The main culprit of ERP vendor woes in the past year was thought to be the Y2K bug, but I think that the Y2K bug’s direct effect on ERP sales has been overstated. Yes, many companies bought modern ERP software to avoid having to rewrite their own code to become Y2K-compliant, but most did so not because they couldn’t kill the Y2K bugs in their code in time to meet the December 31, 1999, deadline but because they had no hope of ever matching in their own programming the level of sophistication that a third-party ERP package offers. The Y2K crisis has come and gone, and ERP vendors are still in crisis mode. Why? E-business. ERP vendors have spent the better part of a decade trying to convince companies large and small around the world that they need the sophisticated accounting, manufacturing, and distribution control that only a modern ERP suite can deliver. And they were on track to start reaping the benefits of the ERP revolution that began in 1999 and extended out as far as any of us could see. Then, along came e- business.
The fundamentally disruptive Internet is making ERP vendors sweat bullets as they try to figure out how to extend their products not only to work with the Web but also to reach into supply chains and out to customers and partner trading networks. Not only that, but ERP vendors also have to contend with new software delivery methods, notably the application service provider (ASP) model that this focus section looks at in depth. If they don’t become ASPs as well as ERP vendors, their competitors may eat up their market share. Just being a good ERP vendor is not enough anymore.

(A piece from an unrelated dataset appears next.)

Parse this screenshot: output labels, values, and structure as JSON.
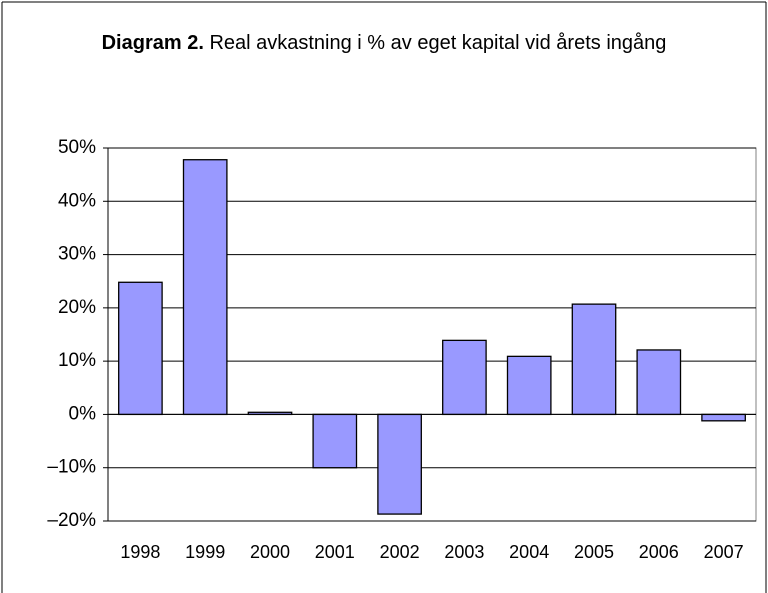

For companies that have to buy ERP software, the issues have not changed all that much despite all of this tectonic activity in the ERP market. They still have to decide whether to build or buy an ERP suite; they still have to go through an arduous and rigorous selection process; and they still have to decide whether to outsource those programs or run them in house. There are very few midrange companies that have the software and business expertise of the top 100 ERP vendors. Maybe it is time to get out of the software writing business and back into your own business. This focus section on ERP intends to make that process a little easier for those of you who think that now is maybe a good time to reconsider your core application strategies.